Spotify Is Planning a New Version of Its Free Music Service (bloomberg.com)
An anonymous reader shares a report: Spotify Technology is developing a new version of its free music service, the first big product change since the streaming company went public last week, according to people familiar with the matter. The company is tweaking the free service to make it easier to use, especially for customers on mobile phones, said the people. An announcement is expected within a couple weeks. Spotify needs to attract large numbers of new listeners to satisfy investors who value the newly public company based on user growth. The free service generates customers that the company can steer into its paid offerings. The paid version accounts for less than half of Spotify's customer base, but generated about 90 percent of its 4.09 billion euros in 2017 revenue. [...] With the updated service, free mobile listeners will be able to access playlists more quickly and have more control over what songs they hear on top playlists, mimicking Spotify's ad-free subscription product. The basic package is $9.99 a month.

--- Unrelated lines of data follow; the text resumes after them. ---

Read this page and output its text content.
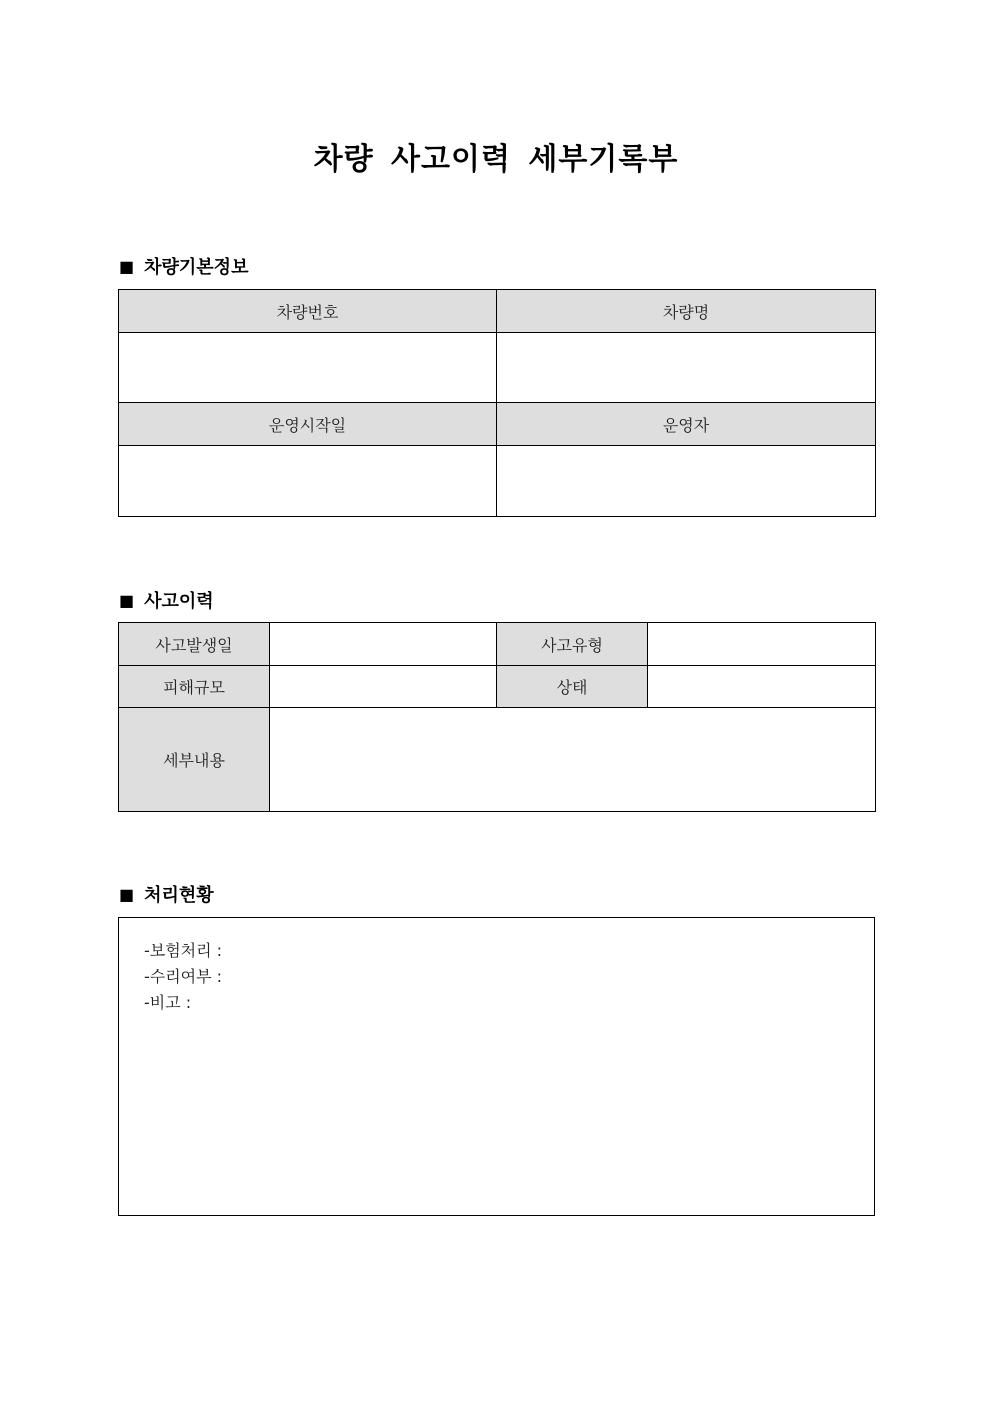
차량 사고이력 세부기록부
■ 차량기본정보
차량번호	차량명

운영시작일	운영자

■ 사고이력
사고발생일		사고유형	
피해규모		상태	
세부내용			
■ 처리현황
-보험처리 :
-수리여부 :
-비고 :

And here lies the problem. If I can subscribe to Netflix and watch TV shows and movies for less than $10 per month, then I want to pay less than Netflix to listen to music.
At $5 per month I'd start to think about it. At $3 per month I wouldn't even think about it and just subscribe.
#DeleteFacebook
This is hardly "news", isn't for "nerds", and doesn't "matter". Slow news day, eh?
It would help a lot if they'd fix the bugs in the player. I'm not going to pay anything for a buggy app. Also, they need to do a much better job differentiating artists with the same name.
When I can use my unlimited data plan on my mobile whilst in the car and stream any number of curated YouTube playlists. Cost? Free!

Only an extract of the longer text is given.